Greatest hits album by Elsa Lunghini
- Released: 1997
- Recorded: 1986–1992 Titania Studios, Rome Artistic Palace Studio, Boulogne-Billancourt Master Rock Studios, London
- Genre: Pop
- Label: EMI
- Producers: Vincent-Marie Bouvot, Raymond Donnez, Gus Dudgeon, Georges Lunghini, Romano Musumarra

Elsa Lunghini chronology
| Douce violence (1992) | Elsa, l'essentiel 1986–1993 (1997) | De Lave et de Sève (2004) |

= Elsa, l'essentiel 1986–1993 =

Elsa, l'essentiel 1986–1993 is a compilation album by French singer Elsa Lunghini. It was released in 1997.

== Background and chart success ==

The album contains songs from Elsa's first three albums : Elsa, Rien que pour ça and Douce violence. It contains all the songs released as singles, plus several titles that feature on the three studio albums and four cover versions in other languages of three of her hits from Elsa ("T'en va pas", "Jour de neige" and "Jamais nous").
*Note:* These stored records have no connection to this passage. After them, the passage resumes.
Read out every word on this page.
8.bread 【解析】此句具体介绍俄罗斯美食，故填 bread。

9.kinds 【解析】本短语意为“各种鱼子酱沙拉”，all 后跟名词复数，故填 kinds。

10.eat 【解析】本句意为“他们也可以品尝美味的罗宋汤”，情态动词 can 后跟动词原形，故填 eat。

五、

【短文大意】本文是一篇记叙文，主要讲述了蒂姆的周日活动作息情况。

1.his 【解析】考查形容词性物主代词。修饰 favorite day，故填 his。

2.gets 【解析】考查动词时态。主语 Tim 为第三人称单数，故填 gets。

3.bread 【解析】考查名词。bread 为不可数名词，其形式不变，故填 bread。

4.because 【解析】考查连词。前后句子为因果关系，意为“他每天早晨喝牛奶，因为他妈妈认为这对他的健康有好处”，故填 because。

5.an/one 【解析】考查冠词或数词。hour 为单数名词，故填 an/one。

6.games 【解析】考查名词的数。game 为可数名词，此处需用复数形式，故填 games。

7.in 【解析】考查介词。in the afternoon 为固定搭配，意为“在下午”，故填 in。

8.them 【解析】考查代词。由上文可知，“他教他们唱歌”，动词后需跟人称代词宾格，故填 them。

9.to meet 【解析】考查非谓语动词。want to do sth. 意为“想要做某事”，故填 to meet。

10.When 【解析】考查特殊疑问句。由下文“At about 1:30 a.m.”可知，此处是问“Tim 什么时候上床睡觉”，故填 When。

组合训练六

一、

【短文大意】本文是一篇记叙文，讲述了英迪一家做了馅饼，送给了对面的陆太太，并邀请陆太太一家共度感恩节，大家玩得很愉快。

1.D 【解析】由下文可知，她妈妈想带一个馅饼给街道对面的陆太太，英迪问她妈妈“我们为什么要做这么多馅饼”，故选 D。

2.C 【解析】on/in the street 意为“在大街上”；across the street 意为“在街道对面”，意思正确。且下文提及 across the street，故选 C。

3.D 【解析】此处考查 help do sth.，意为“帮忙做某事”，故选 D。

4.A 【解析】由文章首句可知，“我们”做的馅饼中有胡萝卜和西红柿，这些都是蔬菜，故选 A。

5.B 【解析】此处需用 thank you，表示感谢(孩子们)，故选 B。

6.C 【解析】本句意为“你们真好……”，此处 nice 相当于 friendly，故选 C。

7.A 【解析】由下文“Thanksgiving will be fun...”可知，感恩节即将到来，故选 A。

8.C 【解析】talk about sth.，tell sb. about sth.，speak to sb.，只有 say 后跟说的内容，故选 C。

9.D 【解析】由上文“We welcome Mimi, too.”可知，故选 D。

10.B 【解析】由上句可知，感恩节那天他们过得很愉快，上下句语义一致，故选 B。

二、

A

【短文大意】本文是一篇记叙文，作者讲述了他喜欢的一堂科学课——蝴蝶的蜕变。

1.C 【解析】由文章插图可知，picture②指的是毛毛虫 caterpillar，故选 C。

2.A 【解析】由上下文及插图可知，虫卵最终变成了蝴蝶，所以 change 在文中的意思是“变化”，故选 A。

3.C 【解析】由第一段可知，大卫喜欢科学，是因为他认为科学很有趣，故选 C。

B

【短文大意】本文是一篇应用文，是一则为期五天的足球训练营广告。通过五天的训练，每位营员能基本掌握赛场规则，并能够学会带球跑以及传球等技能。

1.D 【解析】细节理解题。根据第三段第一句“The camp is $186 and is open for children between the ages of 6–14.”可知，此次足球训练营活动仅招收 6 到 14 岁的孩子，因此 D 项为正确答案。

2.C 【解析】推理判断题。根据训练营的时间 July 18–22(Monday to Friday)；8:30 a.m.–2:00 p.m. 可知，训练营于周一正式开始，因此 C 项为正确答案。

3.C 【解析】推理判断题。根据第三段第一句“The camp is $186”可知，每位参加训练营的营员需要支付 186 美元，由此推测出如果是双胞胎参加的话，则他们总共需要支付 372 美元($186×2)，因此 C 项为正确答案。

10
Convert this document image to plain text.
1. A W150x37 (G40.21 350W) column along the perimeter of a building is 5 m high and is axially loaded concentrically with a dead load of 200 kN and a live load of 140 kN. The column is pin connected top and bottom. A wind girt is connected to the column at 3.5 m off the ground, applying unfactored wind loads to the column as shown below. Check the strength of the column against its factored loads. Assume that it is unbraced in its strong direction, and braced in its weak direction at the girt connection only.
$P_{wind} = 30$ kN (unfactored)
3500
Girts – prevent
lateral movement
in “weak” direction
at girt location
The album met moderate success in Belgium where it was charted for ten weeks, from May 10 to July 19, 1997, peaking at #25 in its fourth week, but it was more successful in France, reaching #5 on the compilations chart and achieving Gold status.

==Track listing==

| # | Title | Length |
|---|---|---|
| 1. | "T'en va pas" (Catherine Cohen - Régis Wargnier / Romano Musumarra) | 5:25 |
| 2. | "Quelque chose dans mon cœur" (remix) (Pierre Grosz / Vincent-Marie Bouvot - Georges Lunghini) | 3:30 |
| 3. | "Un Roman d'amitié (Friend You Give Me a Reason)" (Duet with Glenn Medeiros) (Diane Warren / Robbie Buchanan) French adaptation: Didier Barbelivien | 4:20 |
| 4. | "Jour de neige" (Pierre Grosz / Vincent-Marie Bouvot - Georges Lunghini) | 4:00 |
| 5. | "Jamais nous" (remix) (Didier Barbelivien / Vincent-Marie Bouvot - Georges Lunghini) | 3:50 |
| 6. | "À la même heure dans deux ans" (Pierre Grosz / Raymond Donnez - Georges Lunghini) | 3:30 |
| 7. | "Mon Cadeau" (Didier Barbelivien / Vincent-Marie Bouvot - Georges Lunghini) | 3:50 |
| 8. | "Pleure doucement" (Thierry Séchan / Vincent-Marie Bouvot - Georges Lunghini) | 3:59 |
| 9. | "Qu'est-ce que ça peut lui faire ?" (Gérard Presgurvic / Vincent-Marie Bouvot - Georges Lunghini) | 3:20 |
| 10. | "Rien que pour ça..." (Gérard Presgurvic / Elsa) | 2:45 |
| 11. | "Supplice chinois" (Jacques Duvall / Georges Lunghini) | 4:14 |
| 12. | "Être ensemble" (Jean-Loup Dabadie / Georges Lunghini) | 3:50 |
| 13. | "Bouscule-moi" (Jacques Duvall / Raymond Donnez - Georges Lunghini) | 3:30 |
| 14. | "Tout l'temps, tout l'temps" (Jean-Loup Dabadie / Raymond Donnez - Georges Lunghini) | 2:45 |
| 15. | "Papa Please Don't Go" (English version of "T'en va pas") (Catherine Cohen - Régis Wargnier / Romano Musumarra) English adaptation: Carol Welsman | 3:59 |
| 16. | "Gli anni miei" (Italian version of "Jour de neige") (Pierre Grosz / Vincent-Marie Bouvot - Georges Lunghini) Italian adaptation: Paolo Cassella | 3:58 |
| 17. | "Sólo era un sueño" (Spanish version of "Jour de neige") (Pierre Grosz / Vincent-Marie Bouvot - Georges Lunghini) Spanish adaptation: Cristina Rosenvinge | 4:02 |
| 18. | "Dos bichos raros" (Spanish version of "Jamais nous") (Didier Barbelivien / Vincent-Marie Bouvot - Georges Lunghini) Spanish adaptation: Cristina Rosenvinge | 3:54 |

==Charts==

| Chart (1997) | Peak position |
|---|---|
| Belgian (Wallonia) Albums Chart | 25 |
| French Compilations Chart | 3 |

==Certifications and sales==

| Region | Certification | Certified units/sales |
| France (SNEP) | Gold | 100,000^{*} |
^{*} Sales figures based on certification alone.